It's not clear to me at all. Number systems, formal as they are, were arrived at via human reasoning, which is not a formal system. Human reasoning is, I maintain, complete, in that all possible truths are in principle available to it, including the truth or falisity of formally undecidable Gödel statements. The price paid for this is inconsistency: some wrong statements will seem to be true, and vice-versa. I don't think I need to make a case that human reasoning is inconsistent.
Which has no bearing. The number system is formal and contains Godel statements. It is (assumption) the natural product of human reasoning which is (another assumption) a natural product of physical law. By composition, the number system is a natural product of physical law. Ergo, physical law contains Godel statements.
Human reasoning is, I maintain, complete, in that all possible truths are in principle available to it ...
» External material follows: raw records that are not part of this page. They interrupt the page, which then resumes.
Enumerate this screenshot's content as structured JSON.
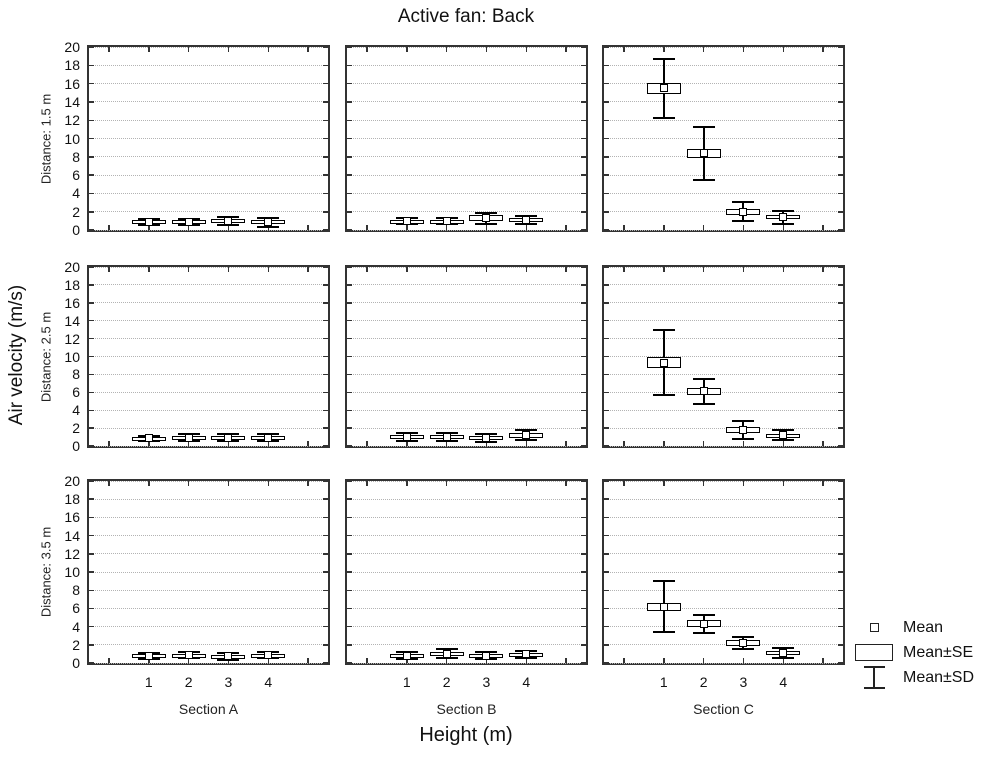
{
  "chart_data": {
    "type": "boxplot",
    "title": "Active fan: Back",
    "ylabel": "Air velocity (m/s)",
    "xlabel": "Height (m)",
    "ylim": [
      0,
      20
    ],
    "yticks": [
      0,
      2,
      4,
      6,
      8,
      10,
      12,
      14,
      16,
      18,
      20
    ],
    "x_categories": [
      "1",
      "2",
      "3",
      "4"
    ],
    "sections": [
      "Section A",
      "Section B",
      "Section C"
    ],
    "grid": "horizontal-dotted",
    "legend_position": "bottom-right",
    "rows": [
      {
        "label": "Distance: 1.5 m",
        "panels": [
          {
            "section": "Section A",
            "points": [
              {
                "mean": 0.9,
                "se": 0.15,
                "sd": 0.3
              },
              {
                "mean": 0.9,
                "se": 0.15,
                "sd": 0.3
              },
              {
                "mean": 1.0,
                "se": 0.2,
                "sd": 0.45
              },
              {
                "mean": 0.85,
                "se": 0.2,
                "sd": 0.5
              }
            ]
          },
          {
            "section": "Section B",
            "points": [
              {
                "mean": 1.0,
                "se": 0.15,
                "sd": 0.35
              },
              {
                "mean": 1.0,
                "se": 0.15,
                "sd": 0.35
              },
              {
                "mean": 1.3,
                "se": 0.3,
                "sd": 0.6
              },
              {
                "mean": 1.1,
                "se": 0.25,
                "sd": 0.45
              }
            ]
          },
          {
            "section": "Section C",
            "points": [
              {
                "mean": 15.5,
                "se": 0.6,
                "sd": 3.2
              },
              {
                "mean": 8.4,
                "se": 0.5,
                "sd": 2.9
              },
              {
                "mean": 2.0,
                "se": 0.3,
                "sd": 1.05
              },
              {
                "mean": 1.4,
                "se": 0.25,
                "sd": 0.7
              }
            ]
          }
        ]
      },
      {
        "label": "Distance: 2.5 m",
        "panels": [
          {
            "section": "Section A",
            "points": [
              {
                "mean": 0.85,
                "se": 0.15,
                "sd": 0.3
              },
              {
                "mean": 0.95,
                "se": 0.15,
                "sd": 0.35
              },
              {
                "mean": 0.95,
                "se": 0.15,
                "sd": 0.35
              },
              {
                "mean": 0.95,
                "se": 0.15,
                "sd": 0.35
              }
            ]
          },
          {
            "section": "Section B",
            "points": [
              {
                "mean": 1.0,
                "se": 0.2,
                "sd": 0.45
              },
              {
                "mean": 1.05,
                "se": 0.2,
                "sd": 0.45
              },
              {
                "mean": 0.95,
                "se": 0.15,
                "sd": 0.45
              },
              {
                "mean": 1.2,
                "se": 0.25,
                "sd": 0.55
              }
            ]
          },
          {
            "section": "Section C",
            "points": [
              {
                "mean": 9.3,
                "se": 0.65,
                "sd": 3.65
              },
              {
                "mean": 6.1,
                "se": 0.4,
                "sd": 1.35
              },
              {
                "mean": 1.8,
                "se": 0.3,
                "sd": 1.0
              },
              {
                "mean": 1.2,
                "se": 0.2,
                "sd": 0.55
              }
            ]
          }
        ]
      },
      {
        "label": "Distance: 3.5 m",
        "panels": [
          {
            "section": "Section A",
            "points": [
              {
                "mean": 0.8,
                "se": 0.15,
                "sd": 0.35
              },
              {
                "mean": 0.85,
                "se": 0.15,
                "sd": 0.35
              },
              {
                "mean": 0.75,
                "se": 0.15,
                "sd": 0.4
              },
              {
                "mean": 0.85,
                "se": 0.15,
                "sd": 0.35
              }
            ]
          },
          {
            "section": "Section B",
            "points": [
              {
                "mean": 0.8,
                "se": 0.15,
                "sd": 0.4
              },
              {
                "mean": 1.0,
                "se": 0.2,
                "sd": 0.5
              },
              {
                "mean": 0.8,
                "se": 0.15,
                "sd": 0.4
              },
              {
                "mean": 0.95,
                "se": 0.2,
                "sd": 0.4
              }
            ]
          },
          {
            "section": "Section C",
            "points": [
              {
                "mean": 6.2,
                "se": 0.45,
                "sd": 2.8
              },
              {
                "mean": 4.3,
                "se": 0.4,
                "sd": 1.0
              },
              {
                "mean": 2.2,
                "se": 0.3,
                "sd": 0.7
              },
              {
                "mean": 1.1,
                "se": 0.25,
                "sd": 0.5
              }
            ]
          }
        ]
      }
    ],
    "legend": [
      {
        "icon": "mean-square-icon",
        "label": "Mean"
      },
      {
        "icon": "mean-se-box-icon",
        "label": "Mean±SE"
      },
      {
        "icon": "mean-sd-whisker-icon",
        "label": "Mean±SD"
      }
    ]
  }
}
Not so. Human reasoning has bounded algorithmic complexity. Any truth exceeding that complexity is not open to it. So far as I know, there's no way out.
... including the truth or falisity of formally undecidable Gödel statements
Again not so. The nature of Godel statements is that they are neither true nor false but may be assumed to be either true or false.
I don't think I need to make a case that human reasoning is inconsistent.
Actually I think "unreliable" is what you're after. Inconsistency would be believing X and not-X at the same time and not thinking that's a problem.